The question posed is this: Say an Illinois trial court rules that another state is more suitable for a lawsuit and dismisses it based on the doctrine of interstate forum non conveniens. Can the plaintiff then refile the action in another Illinois county and relitigate the forum issue again in the new Illinois court?
This was the approach the plaintiff took in Wakehouse v. Goodyear, No. 02-L-281 (3d Dist. 2004). After the case was filed in St. Clair County, the defendant filed and won a motion to dismiss based on interstate forum non conveniens. The court in St. Clair County dismissed the case, ruling that either Nebraska or Iowa would be a more appropriate forum.
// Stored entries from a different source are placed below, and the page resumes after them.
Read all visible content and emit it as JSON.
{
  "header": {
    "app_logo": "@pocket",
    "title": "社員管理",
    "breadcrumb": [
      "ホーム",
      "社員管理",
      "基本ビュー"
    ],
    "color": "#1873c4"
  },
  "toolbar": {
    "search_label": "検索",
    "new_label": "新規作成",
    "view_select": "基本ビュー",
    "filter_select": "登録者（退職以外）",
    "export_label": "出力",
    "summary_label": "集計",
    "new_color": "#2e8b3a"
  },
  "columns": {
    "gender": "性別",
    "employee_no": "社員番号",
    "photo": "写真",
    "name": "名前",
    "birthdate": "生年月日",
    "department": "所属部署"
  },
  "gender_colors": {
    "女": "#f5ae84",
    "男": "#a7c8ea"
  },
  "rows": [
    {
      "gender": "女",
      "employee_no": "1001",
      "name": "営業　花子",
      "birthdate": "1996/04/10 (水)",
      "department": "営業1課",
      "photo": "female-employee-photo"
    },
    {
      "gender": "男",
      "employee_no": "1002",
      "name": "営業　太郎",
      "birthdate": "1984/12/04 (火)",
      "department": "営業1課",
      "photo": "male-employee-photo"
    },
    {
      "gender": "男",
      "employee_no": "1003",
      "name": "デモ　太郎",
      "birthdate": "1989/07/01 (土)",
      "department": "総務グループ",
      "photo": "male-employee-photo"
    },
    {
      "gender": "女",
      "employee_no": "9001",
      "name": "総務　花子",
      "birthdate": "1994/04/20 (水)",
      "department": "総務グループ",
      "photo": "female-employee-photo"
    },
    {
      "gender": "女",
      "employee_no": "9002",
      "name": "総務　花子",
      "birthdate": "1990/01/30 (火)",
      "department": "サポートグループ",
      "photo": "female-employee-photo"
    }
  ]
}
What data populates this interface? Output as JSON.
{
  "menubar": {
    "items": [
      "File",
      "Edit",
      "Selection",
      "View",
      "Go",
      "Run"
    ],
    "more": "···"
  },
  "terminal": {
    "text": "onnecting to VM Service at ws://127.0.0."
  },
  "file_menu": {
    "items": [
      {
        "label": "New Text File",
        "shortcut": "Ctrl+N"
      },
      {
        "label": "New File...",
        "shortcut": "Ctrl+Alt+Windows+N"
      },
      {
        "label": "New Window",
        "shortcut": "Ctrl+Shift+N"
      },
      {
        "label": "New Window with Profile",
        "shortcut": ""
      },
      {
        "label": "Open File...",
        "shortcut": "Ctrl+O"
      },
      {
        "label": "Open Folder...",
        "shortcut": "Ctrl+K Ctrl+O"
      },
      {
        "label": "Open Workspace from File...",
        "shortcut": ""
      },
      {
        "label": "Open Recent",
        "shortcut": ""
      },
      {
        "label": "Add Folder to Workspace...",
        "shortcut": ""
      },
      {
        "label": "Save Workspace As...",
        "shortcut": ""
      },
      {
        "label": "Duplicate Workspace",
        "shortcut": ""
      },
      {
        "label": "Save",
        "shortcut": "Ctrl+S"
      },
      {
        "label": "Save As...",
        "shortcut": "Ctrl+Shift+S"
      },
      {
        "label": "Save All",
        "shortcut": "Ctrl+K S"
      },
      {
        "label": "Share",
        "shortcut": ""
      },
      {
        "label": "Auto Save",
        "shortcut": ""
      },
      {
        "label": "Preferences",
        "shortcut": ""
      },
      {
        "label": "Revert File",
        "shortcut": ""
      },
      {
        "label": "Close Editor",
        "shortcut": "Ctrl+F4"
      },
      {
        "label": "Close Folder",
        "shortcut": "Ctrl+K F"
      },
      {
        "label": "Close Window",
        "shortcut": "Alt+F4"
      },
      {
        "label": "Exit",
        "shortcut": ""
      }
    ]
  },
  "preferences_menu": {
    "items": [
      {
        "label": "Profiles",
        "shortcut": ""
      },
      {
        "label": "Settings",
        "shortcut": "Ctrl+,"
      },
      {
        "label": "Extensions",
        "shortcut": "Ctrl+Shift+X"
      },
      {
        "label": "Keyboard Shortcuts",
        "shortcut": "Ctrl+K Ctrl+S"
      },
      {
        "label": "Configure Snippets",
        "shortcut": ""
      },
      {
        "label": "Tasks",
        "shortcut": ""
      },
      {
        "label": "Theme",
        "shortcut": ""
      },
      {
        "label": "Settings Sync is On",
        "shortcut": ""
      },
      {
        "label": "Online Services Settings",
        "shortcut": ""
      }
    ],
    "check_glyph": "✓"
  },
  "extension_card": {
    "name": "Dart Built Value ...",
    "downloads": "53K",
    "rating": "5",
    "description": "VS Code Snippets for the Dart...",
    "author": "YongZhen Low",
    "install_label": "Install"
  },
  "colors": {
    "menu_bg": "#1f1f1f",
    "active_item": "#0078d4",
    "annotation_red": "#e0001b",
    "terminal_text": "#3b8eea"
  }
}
But rather than refiling in one of those two states, the plaintiff refiled the case in Peoria County.
In Wakehouse, the Third District said this was improper:
Although res judicata, estoppel and law of the case do not prohibit a plaintiff who has been dismissed on the basis of interstate forum non conveniens from refiling in another Illinois county, we believe that the doctrine itself precludes such an event. Forum non conveniens is an equitable doctrine that "is based on considerations of fundamental fairness and sensible and effective judicial administration." It allows a court to decline jurisdiction and direct the litigation to a forum that can better serve the convenience of the parties and the ends of justice. The purposes underlying the doctrine would be ill-served by allowing plaintiffs who have fully litigated and lost an interstate forum non conveniens motion to avoid its effects by the simple expedient of choosing a different Illinois county.
Id. (citations omitted). As a result of this finding, the case was dismissed again. What's the lesson for plaintiffs' lawyers? If presented with a motion to dismiss for interstate forum non conveniens in a case in which another Illinois county might also be a suitable venue, the lawyer should argue for that county as a fallback position, rather than face a ruling that no county in Illinois is suitable for the litigation.